O que mais me impressiona na CNV é que o caminho que levou seu criador, o psicólogo clínico Marshall Rosenberg a olhar para a linguagem humana, foi a ação de figuras como Martin Luther King, Gandhi, Tolstoi e Thoreau. Todos eles, em diferentes contextos, diferentes lugares, culturas e religiões, compreendiam que o ser humano é um com a natureza, com a criação. Nas visões dessas pessoas, muitas vezes contra a corrente hegemônica de suas respectivas religiões, não havia separação entre bons e maus, anjos e demônios, homens e deuses, céu e inferno. Todos eram iguais, essencialmente divinos, todos seres de potencialidades. E é essa visão de ser humano a raiz da CNV. O que seu autor chama de linguagem da vida é a maneira de nos comunicarmos que ficou perdida, soterrada pela luta pela sobrevivência, pelo medo do outro. Quando criamos e fortalecemos uma cultura que nos divide e nos classifica pelas nossas diferenças, o medo leva à violência.

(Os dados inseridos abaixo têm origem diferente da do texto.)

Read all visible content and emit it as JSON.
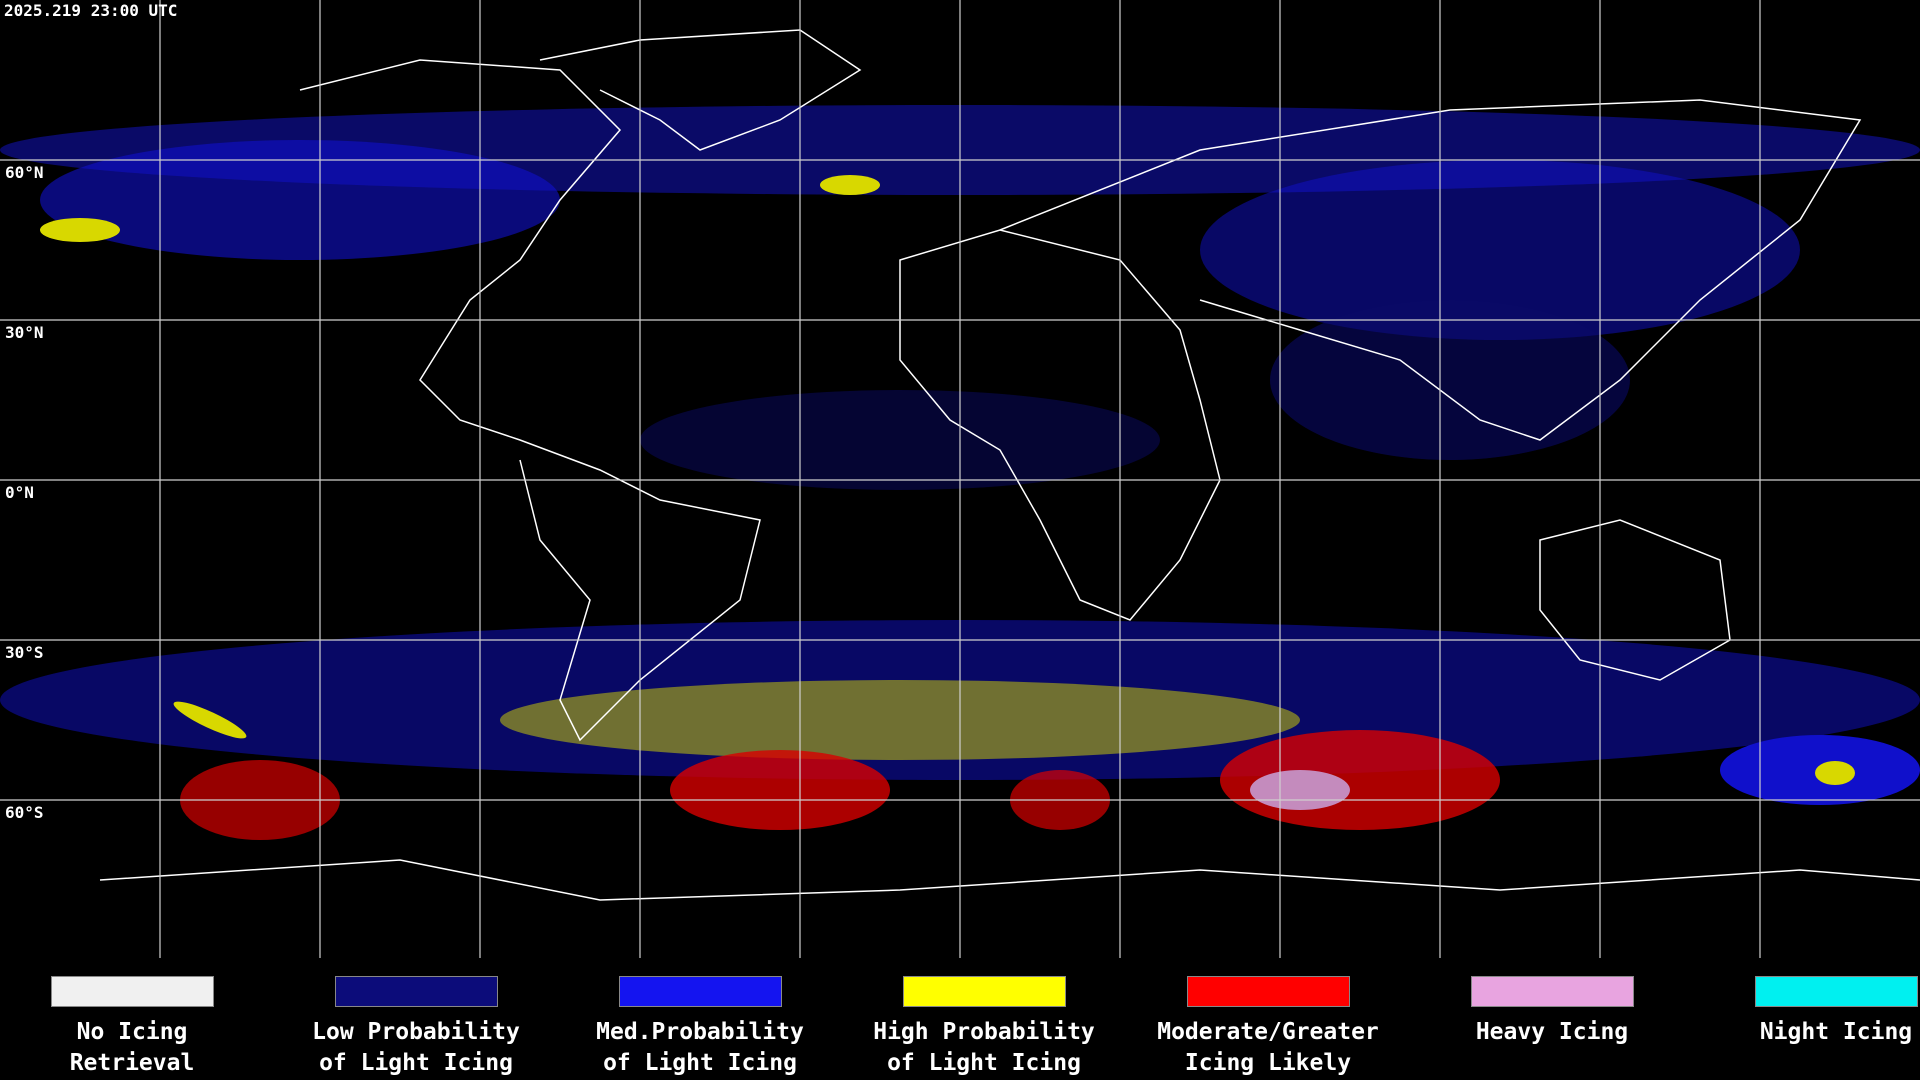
{
  "timestamp": "2025.219 23:00 UTC",
  "lat_labels": [
    "60°N",
    "30°N",
    "0°N",
    "30°S",
    "60°S"
  ],
  "legend": [
    {
      "lines": [
        "No Icing",
        "Retrieval"
      ],
      "color": "#f0f0f0"
    },
    {
      "lines": [
        "Low Probability",
        "of Light Icing"
      ],
      "color": "#0c0c7a"
    },
    {
      "lines": [
        "Med.Probability",
        "of Light Icing"
      ],
      "color": "#1414f0"
    },
    {
      "lines": [
        "High Probability",
        "of Light Icing"
      ],
      "color": "#ffff00"
    },
    {
      "lines": [
        "Moderate/Greater",
        "Icing Likely"
      ],
      "color": "#ff0000"
    },
    {
      "lines": [
        "Heavy Icing"
      ],
      "color": "#e8a4e0"
    },
    {
      "lines": [
        "Night Icing"
      ],
      "color": "#00f0f0"
    }
  ]
}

O professor que influenciou o trabalho de Rosenberg foi o também psicólogo Carl Rogers, que desenvolveu a abordagem centrada na pessoa. Para Rogers o vínculo era essencial no processo terapêutico (e por decorrência, também no processo educacional). No livro Liberdade de Aprender, Rogers entende que o papel do educador é facilitar o desenvolvimento do educando de forma não diretiva, sem conduzi-lo a um caminho pré determinado, mas seguindo os interesses e inclinações do educando. A postura de Rogers é de total confiança no ser humano (tanto em nós mesmos como no outro), que pode ser classificada como um visão positiva ou humanista.

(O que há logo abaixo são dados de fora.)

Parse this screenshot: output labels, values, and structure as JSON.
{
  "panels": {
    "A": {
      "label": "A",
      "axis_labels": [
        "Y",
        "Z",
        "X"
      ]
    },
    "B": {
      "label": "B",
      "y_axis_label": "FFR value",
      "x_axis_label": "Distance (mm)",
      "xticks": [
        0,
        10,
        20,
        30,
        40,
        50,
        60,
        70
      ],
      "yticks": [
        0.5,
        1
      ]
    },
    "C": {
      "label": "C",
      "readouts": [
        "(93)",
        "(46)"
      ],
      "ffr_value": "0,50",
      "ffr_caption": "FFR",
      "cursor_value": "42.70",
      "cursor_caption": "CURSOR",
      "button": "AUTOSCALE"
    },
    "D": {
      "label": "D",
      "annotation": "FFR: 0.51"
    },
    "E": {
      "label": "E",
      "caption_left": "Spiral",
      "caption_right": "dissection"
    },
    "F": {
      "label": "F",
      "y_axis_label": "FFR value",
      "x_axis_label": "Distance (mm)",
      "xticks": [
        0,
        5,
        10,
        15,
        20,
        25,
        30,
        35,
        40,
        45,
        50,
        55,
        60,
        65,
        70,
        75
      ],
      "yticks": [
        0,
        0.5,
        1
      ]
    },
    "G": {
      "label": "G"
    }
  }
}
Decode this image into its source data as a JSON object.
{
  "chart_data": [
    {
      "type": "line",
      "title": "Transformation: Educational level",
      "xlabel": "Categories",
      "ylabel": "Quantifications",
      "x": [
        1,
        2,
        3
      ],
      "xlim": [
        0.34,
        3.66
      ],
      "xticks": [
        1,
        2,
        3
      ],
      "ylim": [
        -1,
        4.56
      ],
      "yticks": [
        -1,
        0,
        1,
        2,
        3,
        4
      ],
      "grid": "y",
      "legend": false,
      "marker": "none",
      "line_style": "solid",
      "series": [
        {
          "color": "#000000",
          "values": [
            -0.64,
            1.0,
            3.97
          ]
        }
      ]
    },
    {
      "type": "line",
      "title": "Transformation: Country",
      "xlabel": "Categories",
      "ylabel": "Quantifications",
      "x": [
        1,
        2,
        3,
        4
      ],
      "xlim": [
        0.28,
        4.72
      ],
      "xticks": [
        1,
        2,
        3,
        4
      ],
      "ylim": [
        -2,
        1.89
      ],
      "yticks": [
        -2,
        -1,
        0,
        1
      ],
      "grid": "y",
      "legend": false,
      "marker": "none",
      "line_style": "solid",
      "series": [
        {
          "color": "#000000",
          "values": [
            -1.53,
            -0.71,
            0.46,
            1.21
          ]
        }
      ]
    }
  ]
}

Voltando aos professores e profissionais da área de educação: posso dizer que nessa busca por soluções para suas dores, angústias e desamparo, a CNV não é exatamente o que se espera. Aprender que carregar o peso de todas as violências que testemunhamos é uma escolha, e que portanto não precisamos fazer isso. Pensar que os insultos, as agressões, a falta de interesse dos alunos não são afrontas pessoais, mas sim pedidos de ajuda. Que diretores, colegas de profissão e pais de alunos têm suas próprias dores, angústias e desamparo, e que agressões e perseguições são manifestações tortas dessas bagagens emocionais. Tudo isso amplia nossa compreensão sobre a complexidade das relações humanas e sobre a nossa própria condição. Só que mais complexidade soa como mais dificuldade para resolver o problema.
O grande mérito da CNV é que, ao mesmo tempo que descortina os mecanismos que construíram esse contexto de violência, nos coloca na posição de agentes ativos da mudança. Nos mostra o caminho para não julgarmos a violência, nos esclarece que nossos sentimentos (em relação às coisas que nos acontecem) são responsabilidade nossa (e não do outro, já que ninguém pode nos fazer sentir nada). Que podemos sim ajudar o outro a não julgar e a se responsabilizar, e que a empatia constante é o que constrói a ponte e cria o vínculo necessário para que os dois lados se mostrem frágeis um ao outro, seres humanos autênticos que se reconhecem como iguais. Portanto entender a complexidade nos leva a ver o que pode ser feito. Essa clareza nos dá foco. Com clareza e foco precisamos apenas ser incansáveis.